Mr. Mukhopadhyay, who began working at Oyo in August 2018, said employees were under so much pressure to add new rooms that they brought hotels online that lacked air-conditioning, water heaters or electricity. He and eight others said their managers had asked them to engage in a monthly shell game of briefly inserting these unavailable properties into Oyo’s listings — complete with fake photographs — to help impress investors.
Mr. Ghosh, who left the India job this week and joined Oyo’s board, said that some hotels open in stages and that “there is no padding.”
Saurabh Sharma, who worked for Oyo from 2014 to 2018 as an operations manager, said the company sometimes deliberately withheld payments from hotel owners — a practice that half a dozen other current and former employees also described.
In some cases, they said, the start-up wanted to squeeze the hotel owners into renegotiating contracts that it deemed unprofitable. In others, Oyo wanted to save money and figured that most owners would not press for full payment.
“If 1,000 people shout, we will pay 200,” Mr. Sharma said Oyo managers had told him.
In a police complaint filed in November, Betz Fernandez, owner of the Roxel Inn in Bangalore, said Oyo owed him $49,000 and acted with “intention to cheat and cause wrongful loss” by charging him for nonexistent guests and refusing to pay the contracted minimum monthly payment. Oyo said the dispute was in arbitration.
Oyo’s oversight of its workers was also sometimes so lax that employees brazenly stole from it, said four people who were involved in the start-up’s fraud-fighting efforts.
Because Oyo hotels are popular with unmarried couples looking for places for their trysts, one scheme involved workers at properties run directly by the start-up colluding to keep the guests checked in after they left. The workers then cleaned and resold the rooms for cash to other guests and pocketed the money, the people said.
Oyo has conducted surprise raids at some properties, seizing employee cellphones and checking rooms and records for evidence, they said.
An Oyo spokeswoman said it investigates all fraud accusations and had in some instances fired employees.
Executives have also asked employees to paper over troubling incidents, some workers said.

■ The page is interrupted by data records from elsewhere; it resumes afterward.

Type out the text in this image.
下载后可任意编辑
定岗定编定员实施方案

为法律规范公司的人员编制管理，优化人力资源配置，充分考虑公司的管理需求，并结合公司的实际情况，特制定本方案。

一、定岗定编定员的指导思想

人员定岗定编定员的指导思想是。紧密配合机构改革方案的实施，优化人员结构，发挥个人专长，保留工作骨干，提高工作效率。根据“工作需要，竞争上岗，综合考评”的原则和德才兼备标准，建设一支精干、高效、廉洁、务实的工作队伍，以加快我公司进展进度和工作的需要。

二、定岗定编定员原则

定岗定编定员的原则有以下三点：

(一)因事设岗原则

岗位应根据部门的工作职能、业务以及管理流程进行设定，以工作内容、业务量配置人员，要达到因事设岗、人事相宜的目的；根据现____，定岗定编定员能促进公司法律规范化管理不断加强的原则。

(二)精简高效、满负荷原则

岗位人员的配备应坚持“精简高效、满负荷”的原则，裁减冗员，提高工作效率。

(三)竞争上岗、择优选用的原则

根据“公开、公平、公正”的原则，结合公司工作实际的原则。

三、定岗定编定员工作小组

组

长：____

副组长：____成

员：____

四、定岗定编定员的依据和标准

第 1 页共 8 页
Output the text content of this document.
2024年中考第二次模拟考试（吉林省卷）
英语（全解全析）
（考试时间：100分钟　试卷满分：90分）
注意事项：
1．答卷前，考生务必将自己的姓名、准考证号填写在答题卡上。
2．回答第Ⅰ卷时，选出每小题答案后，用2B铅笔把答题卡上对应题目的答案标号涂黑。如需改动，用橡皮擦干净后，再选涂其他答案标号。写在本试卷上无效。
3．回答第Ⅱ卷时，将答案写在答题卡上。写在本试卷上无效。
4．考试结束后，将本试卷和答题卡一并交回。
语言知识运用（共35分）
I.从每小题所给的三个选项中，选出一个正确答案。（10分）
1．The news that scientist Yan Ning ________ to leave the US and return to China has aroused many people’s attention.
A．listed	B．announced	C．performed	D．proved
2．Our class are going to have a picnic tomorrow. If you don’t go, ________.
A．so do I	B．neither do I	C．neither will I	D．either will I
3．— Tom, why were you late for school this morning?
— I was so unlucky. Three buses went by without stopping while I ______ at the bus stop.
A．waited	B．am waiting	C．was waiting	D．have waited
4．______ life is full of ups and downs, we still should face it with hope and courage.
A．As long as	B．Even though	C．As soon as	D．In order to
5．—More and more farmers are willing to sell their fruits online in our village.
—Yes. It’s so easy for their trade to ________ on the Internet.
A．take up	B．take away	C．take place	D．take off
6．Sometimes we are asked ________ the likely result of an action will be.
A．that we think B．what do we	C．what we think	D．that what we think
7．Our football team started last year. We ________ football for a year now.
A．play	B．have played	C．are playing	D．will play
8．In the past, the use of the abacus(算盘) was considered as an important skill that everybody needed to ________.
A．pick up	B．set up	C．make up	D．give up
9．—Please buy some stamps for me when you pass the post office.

Mr. Mukhopadhyay said that one night last June, a long-term guest at an Oyo-run property in Noida, near New Delhi, called him. She said three men had raped her in her room.
The next morning, Mr. Mukhopadhyay and another Oyo employee were summoned to the police station, where they pleaded with the guest not to register a formal complaint. Oyo’s legal team also instructed them not to tell anyone about the incident because it could hurt the company’s image, he said. The guest withdrew the complaint and moved out.
In a telephone interview, the guest confirmed Mr. Mukhopadhyay’s account. Oyo disputed some details and said any decision to file a complaint was up to the guest. The Noida police said they had no record of a complaint.
To placate the authorities over unlicensed properties, Oyo managers also gave the police and other government officials free rooms on request, current and former employees said. They said the details were recorded in dedicated WhatsApp groups, one of which The Times reviewed.
Mr. Ghosh said, “We do not encourage or involve ourselves in any kind of bribery or graft.”
Mr. Mukhopadhyay said Oyo’s growth practices contributed to his decision to leave.
“There’s something called integrity,” he said. “I can’t compromise on that.”